Corre!


(Rua da Consolação, São Paulo, 1947)
   Mal saiu da mesa do almoço e foi logo correndo, animada, pedir à mãe na cozinha:
-       --- Mãe, vou brincar na casa da Nelly, tá?
-       ---Tá bom, mas volta logo que seu tio vai chegar às duas.
Marly costumava pedir a algum adulto para atravessar com ela a rua de paralelepídos e com extensão quilométrica aos seus olhos e estatura de 4 anos de idade. Neste dia não foi diferente, mas, ao invés de pedir a um transeunte, ela o fez à vizinha,  que estava na varanda de casa, vestindo um longo penhoir de cetim azul-claro. E que, por estar de penhoir, achou que não precisava ir além do portão para ajudar a garotinha. Ao ver o bonde parar uns 20 metros acima do local da travessia, Dona Estefânia gritou para Marly:
-       --- Corre!
E Marly se recorda, primeiro, dos tamanquinhos que lhe voaram dos pés. Depois, aos poucos, vão chegando outras recordações: ela mesma sendo lançada da esquina da Antônio Carlos até quase a esquina da Matias Aires. O baque da cabeça nos trilhos do bonde. O chão quente sob o sol escaldante de uma da tarde. Sua impossibilidade de mexer o braço, doendo como nunca.
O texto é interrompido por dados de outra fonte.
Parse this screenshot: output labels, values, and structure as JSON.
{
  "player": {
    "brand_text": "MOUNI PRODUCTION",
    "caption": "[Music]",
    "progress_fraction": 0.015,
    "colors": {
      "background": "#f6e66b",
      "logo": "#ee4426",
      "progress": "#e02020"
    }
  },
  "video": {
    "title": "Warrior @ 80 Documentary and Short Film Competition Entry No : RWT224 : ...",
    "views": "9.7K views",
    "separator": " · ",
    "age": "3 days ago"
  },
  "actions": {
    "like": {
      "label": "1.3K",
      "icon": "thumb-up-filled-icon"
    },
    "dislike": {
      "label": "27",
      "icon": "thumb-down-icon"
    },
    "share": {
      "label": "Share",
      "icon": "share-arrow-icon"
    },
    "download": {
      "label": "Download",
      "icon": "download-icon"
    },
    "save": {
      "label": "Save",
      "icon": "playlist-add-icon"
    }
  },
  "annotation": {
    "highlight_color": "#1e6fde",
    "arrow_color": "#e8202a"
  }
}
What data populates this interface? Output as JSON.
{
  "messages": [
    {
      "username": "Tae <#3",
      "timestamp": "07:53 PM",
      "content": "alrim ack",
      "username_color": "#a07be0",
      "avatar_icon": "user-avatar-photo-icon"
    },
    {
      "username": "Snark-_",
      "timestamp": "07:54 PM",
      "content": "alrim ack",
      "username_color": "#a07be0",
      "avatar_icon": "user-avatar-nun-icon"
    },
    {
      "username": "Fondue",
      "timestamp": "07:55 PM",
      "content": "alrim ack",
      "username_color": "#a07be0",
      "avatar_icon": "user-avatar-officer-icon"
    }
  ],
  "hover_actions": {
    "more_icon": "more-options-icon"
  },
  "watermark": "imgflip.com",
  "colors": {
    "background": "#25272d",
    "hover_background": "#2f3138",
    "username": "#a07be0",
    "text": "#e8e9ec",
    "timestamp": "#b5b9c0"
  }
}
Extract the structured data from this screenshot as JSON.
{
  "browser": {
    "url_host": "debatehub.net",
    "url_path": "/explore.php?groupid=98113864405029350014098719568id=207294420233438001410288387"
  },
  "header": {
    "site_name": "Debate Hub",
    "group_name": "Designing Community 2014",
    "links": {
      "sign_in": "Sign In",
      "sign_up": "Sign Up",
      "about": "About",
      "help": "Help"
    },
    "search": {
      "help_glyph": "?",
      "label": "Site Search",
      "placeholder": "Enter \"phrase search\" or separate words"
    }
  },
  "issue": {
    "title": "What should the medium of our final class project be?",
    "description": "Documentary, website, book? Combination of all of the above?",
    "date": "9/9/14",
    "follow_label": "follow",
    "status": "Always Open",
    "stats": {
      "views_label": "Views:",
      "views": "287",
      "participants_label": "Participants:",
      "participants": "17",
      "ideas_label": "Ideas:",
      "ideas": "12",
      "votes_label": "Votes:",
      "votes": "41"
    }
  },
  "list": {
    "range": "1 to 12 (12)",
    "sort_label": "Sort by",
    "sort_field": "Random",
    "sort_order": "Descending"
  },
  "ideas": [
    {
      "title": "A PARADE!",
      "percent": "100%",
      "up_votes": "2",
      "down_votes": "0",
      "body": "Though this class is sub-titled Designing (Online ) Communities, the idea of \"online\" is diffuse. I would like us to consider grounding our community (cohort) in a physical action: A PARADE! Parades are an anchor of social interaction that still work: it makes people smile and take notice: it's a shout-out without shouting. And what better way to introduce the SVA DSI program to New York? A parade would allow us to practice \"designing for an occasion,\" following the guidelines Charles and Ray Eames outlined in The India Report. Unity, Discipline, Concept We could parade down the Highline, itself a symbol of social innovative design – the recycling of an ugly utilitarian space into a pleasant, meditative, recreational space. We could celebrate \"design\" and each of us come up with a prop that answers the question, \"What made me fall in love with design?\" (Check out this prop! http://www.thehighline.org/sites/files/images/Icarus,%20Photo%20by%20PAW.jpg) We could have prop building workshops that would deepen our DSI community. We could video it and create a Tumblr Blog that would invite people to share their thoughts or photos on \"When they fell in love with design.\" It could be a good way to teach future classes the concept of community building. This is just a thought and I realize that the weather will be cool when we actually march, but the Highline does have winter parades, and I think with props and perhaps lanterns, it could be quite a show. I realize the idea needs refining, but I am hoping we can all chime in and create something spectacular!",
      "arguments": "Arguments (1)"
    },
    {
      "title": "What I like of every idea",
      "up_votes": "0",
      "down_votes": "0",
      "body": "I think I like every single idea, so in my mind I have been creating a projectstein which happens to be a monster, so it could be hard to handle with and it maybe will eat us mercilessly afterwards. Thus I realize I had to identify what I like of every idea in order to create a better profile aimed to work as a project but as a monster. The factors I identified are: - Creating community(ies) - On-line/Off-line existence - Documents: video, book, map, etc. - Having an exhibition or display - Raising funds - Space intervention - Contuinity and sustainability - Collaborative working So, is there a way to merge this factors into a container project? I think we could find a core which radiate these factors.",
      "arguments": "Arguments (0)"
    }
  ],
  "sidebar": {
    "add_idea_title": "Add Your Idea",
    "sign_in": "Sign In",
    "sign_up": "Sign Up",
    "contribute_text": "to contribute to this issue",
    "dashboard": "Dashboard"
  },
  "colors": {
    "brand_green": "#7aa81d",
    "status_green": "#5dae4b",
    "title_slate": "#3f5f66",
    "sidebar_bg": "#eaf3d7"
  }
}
A confusão de muitos adultos debruçados sobre ela, imagem embaralhada na visão que esvanecia-se. A chegada de sua mãe, que perdeu a voz ao ver a barriga de Marly ensanguentada. Atônita, Dona Vanda não conseguiu soltar sequer um grito de horror, nem conseguia argumentar com as pessoas que diziam:
-       --- Tragam uma bacia com água para lavarmos a menina e vermos onde é o corte!
Vinha à boca de Dona Vanda, mas não saía:
-       --- Mas ela acabou de almoçar, não pode tomar banho! “Coisa do tempo de nossos avós”, dizemos hoje.  Passei a infância ouvindo que não, ainda não podia entrar na piscina... “o irmão do seu avô morreu assim, de congestão”. Até hoje não sei se é mesmo verdade ou se era apenas um jeito – dramaticamente italiano – de acabar rapidinho com minha insistência. E acabava.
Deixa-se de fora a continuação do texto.